Raster mode displays depth colours as an image behind the contour lines. This image is derived from the grid that is used to generate the map, where each depth within the grid is drawn as a point with a particular colour. Raster backgrounds can be good for highlighting small variations in depth that would not be apparent in vector mode, for image exports and as colour backgrounds in some GPS map formats (e.g. AT5 maps for later Navico units).
Large raster backgrounds can consume a lot of memory and create maps with large file sizes, which can be a consideration when targeting some devices. Since the grid containing project depths is always generated as part of the map generation process, raster mode is available for any generated map without further processing.
When vector mode is selected, additional processing is performed to generate the polygons that surround each depth area. The generated polygons are known as isobaths and are generated for each depth-range defined by the specified major contour interval. Isobaths typically consume much less memory than an equivalent raster background, and provide a number of advantages over raster backgrounds for styling and exporting maps; for example, the colour of a specific depth-range can be changed very easily. Isobath polygons can be used to create detailed maps with small file sizes and are useful for exporting to formats such as Google Earth KML (for display on mobile devices) and other GIS applications.
Note that, due to the extra processing required, generating maps in vector mode may take significantly longer than when generating only the raster background.
(2) Grid Smoothing
The higher the value, the more the detail in the map is smoothed. High smoothing values can be useful to generate smoother contour lines, e.g. for export to a GPS device, and to create better looking maps with sparse data. Smoothing large maps with high smoothing values can be a time consuming process.
(3) Max Interpolation
ReefMaster interpolates depth values between the depth points in the tracks that belong to the map project. Max Interpolation refers to the maximum distance over which this interpolation will occur. Increasing the maximum interpolation distance will fill out more of the generated map, but it is important to be aware of the fact that interpolated values are simply estimates of a depth between known values.
Maps with high maximum interpolation values may contain areas of significant inaccuracy.
Contours are lines defining areas of equal depth.

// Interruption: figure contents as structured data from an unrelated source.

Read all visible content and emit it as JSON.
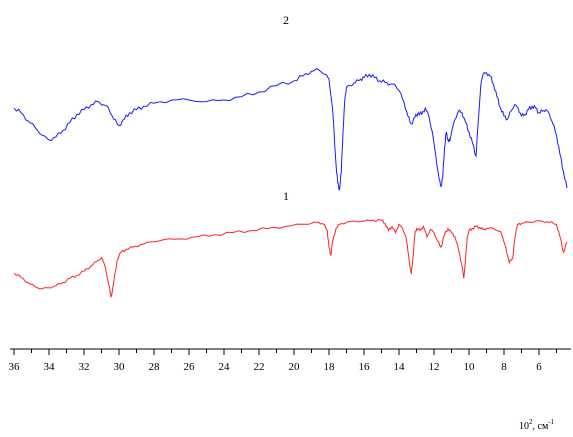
{
  "chart_data": {
    "type": "line",
    "xlabel_prefix": "10",
    "xlabel_exp": "2",
    "xlabel_rest": ", см",
    "xlabel_unit_exp": "-1",
    "xlim": [
      36,
      4.4
    ],
    "x_ticks": [
      "36",
      "34",
      "32",
      "30",
      "28",
      "26",
      "24",
      "22",
      "20",
      "18",
      "16",
      "14",
      "12",
      "10",
      "8",
      "6"
    ],
    "grid": false,
    "series": [
      {
        "name": "2",
        "color": "#1a1aff",
        "x": [
          36,
          35.6,
          35.2,
          34.8,
          34.4,
          34.0,
          33.6,
          33.2,
          32.8,
          32.4,
          32.0,
          31.6,
          31.2,
          30.9,
          30.6,
          30.3,
          30.0,
          29.7,
          29.4,
          29.0,
          28.6,
          28.0,
          27.0,
          26.0,
          25.0,
          24.0,
          23.0,
          22.0,
          21.0,
          20.0,
          19.5,
          19.0,
          18.6,
          18.2,
          18.0,
          17.8,
          17.6,
          17.5,
          17.4,
          17.3,
          17.2,
          17.1,
          17.0,
          16.8,
          16.5,
          16.2,
          16.0,
          15.7,
          15.4,
          15.1,
          14.8,
          14.5,
          14.2,
          14.0,
          13.7,
          13.5,
          13.3,
          13.1,
          12.9,
          12.7,
          12.5,
          12.3,
          12.1,
          11.9,
          11.7,
          11.6,
          11.5,
          11.4,
          11.3,
          11.2,
          11.1,
          11.0,
          10.8,
          10.6,
          10.4,
          10.2,
          10.0,
          9.8,
          9.6,
          9.5,
          9.4,
          9.3,
          9.2,
          9.0,
          8.8,
          8.6,
          8.4,
          8.2,
          8.0,
          7.8,
          7.6,
          7.4,
          7.2,
          7.0,
          6.8,
          6.6,
          6.4,
          6.2,
          6.0,
          5.8,
          5.6,
          5.4,
          5.2,
          5.0,
          4.8,
          4.6,
          4.4
        ],
        "y": [
          55,
          52,
          47,
          43,
          38,
          35,
          37,
          41,
          46,
          51,
          54,
          57,
          59,
          57,
          55,
          48,
          44,
          48,
          52,
          54,
          56,
          58,
          60,
          60,
          59,
          60,
          62,
          65,
          69,
          72,
          75,
          78,
          79,
          76,
          73,
          55,
          20,
          8,
          4,
          15,
          40,
          60,
          68,
          69,
          71,
          73,
          74,
          76,
          74,
          72,
          71,
          70,
          69,
          66,
          58,
          50,
          45,
          49,
          52,
          51,
          55,
          50,
          40,
          25,
          10,
          6,
          12,
          30,
          40,
          35,
          34,
          40,
          48,
          53,
          52,
          46,
          40,
          33,
          25,
          42,
          58,
          72,
          76,
          77,
          75,
          70,
          62,
          55,
          50,
          48,
          53,
          57,
          55,
          50,
          51,
          54,
          56,
          55,
          52,
          53,
          54,
          51,
          45,
          38,
          26,
          15,
          5
        ]
      },
      {
        "name": "1",
        "color": "#ff2222",
        "x": [
          36,
          35.6,
          35.2,
          34.8,
          34.4,
          34.0,
          33.6,
          33.2,
          32.8,
          32.4,
          32.0,
          31.6,
          31.3,
          31.0,
          30.8,
          30.6,
          30.45,
          30.3,
          30.1,
          29.9,
          29.6,
          29.2,
          28.8,
          28.2,
          27.5,
          26.5,
          25.5,
          24.5,
          23.5,
          22.5,
          21.5,
          20.5,
          19.5,
          19.0,
          18.6,
          18.3,
          18.1,
          18.0,
          17.9,
          17.8,
          17.6,
          17.4,
          17.0,
          16.5,
          16.0,
          15.5,
          15.0,
          14.8,
          14.6,
          14.4,
          14.2,
          14.0,
          13.8,
          13.6,
          13.4,
          13.3,
          13.2,
          13.1,
          13.0,
          12.8,
          12.6,
          12.4,
          12.2,
          12.0,
          11.8,
          11.6,
          11.4,
          11.2,
          11.0,
          10.8,
          10.6,
          10.4,
          10.3,
          10.2,
          10.1,
          10.0,
          9.8,
          9.6,
          9.4,
          9.2,
          9.0,
          8.6,
          8.2,
          7.9,
          7.7,
          7.5,
          7.4,
          7.3,
          7.2,
          7.0,
          6.6,
          6.2,
          5.8,
          5.4,
          5.0,
          4.8,
          4.6,
          4.4
        ],
        "y": [
          45,
          41,
          36,
          32,
          30,
          31,
          33,
          36,
          40,
          43,
          47,
          52,
          56,
          60,
          52,
          35,
          22,
          36,
          58,
          65,
          68,
          70,
          72,
          75,
          77,
          78,
          80,
          82,
          84,
          86,
          88,
          90,
          92,
          93,
          94,
          92,
          86,
          70,
          62,
          75,
          88,
          92,
          94,
          95,
          95,
          96,
          96,
          93,
          86,
          90,
          84,
          92,
          88,
          80,
          55,
          44,
          60,
          82,
          88,
          86,
          90,
          80,
          87,
          84,
          76,
          70,
          82,
          88,
          84,
          80,
          68,
          52,
          40,
          58,
          80,
          86,
          88,
          90,
          89,
          87,
          88,
          88,
          85,
          70,
          55,
          60,
          75,
          88,
          92,
          93,
          94,
          95,
          95,
          94,
          92,
          80,
          65,
          75
        ]
      }
    ]
  }
}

See Contour View.
4. Map Boundaries
Lake, river or ocean shorelines and islands can be defined through the use of Map Boundaries. Map boundaries can also be used to precisely define the mapped area.
5. Bottom Composition
6. Image Overlays
The Image Overlays feature allows imported images to be shown on the 2D and 3D map views, either in front of or behind the map contour layer. Any number of images can be added to the project, and the relative order and transparency of image can be adjusted.
See Image Overlays.
All map projects contain one or more tracks, which provide the depth data used to generate the map.
The Tracks edit pane is where tracks and be added to, and removed from, the project.
(1) Component Tracks
The Component Tracks list shows all of the tracks that are currently part of the map project. Tracks can be removed using the Remove (X) button within the track row, or using the context menu activated using the right mouse button on the track item. The map updates automatically when a track is removed. Other options in the context menu are Edit and Show in Global View, which open the track for editing or zoom to the track within the Global View. A graphical track preview is displayed if the mouse pointer is held over the track item.
(2) Add Tracks
The Add Tracks list contains a list of tracks that can be added to the current project.Tracks that overlap the current project are highlighted in green. Tracks that are within range of the current project, but do not overlap, are highlighted in orange. The contents of the tracks list updates as the size and/or position of the current map changes.
Tracks can be added to the project by clicking the Add (+) button in the track list item. Alternatively, one or more tracks can be selected and added using the Add selected tracks button. All overlapping tracks can be added simply by hitting the Add all overlapping tracks button. The map updates automatically when a track is added to the project.
(3) Add Live Track
The Live Track is a track that is currently being logged via NMEA. The Add Live Track is enabled only when a track is being logged, and adds the live track to current project. Note that since a live track is treated in the same way as any other track within ReefMaster, this button is just a convenient short-cut; it is also possible to add the live track to the project by selecting it from the Add Tracks list in the same way as any other track.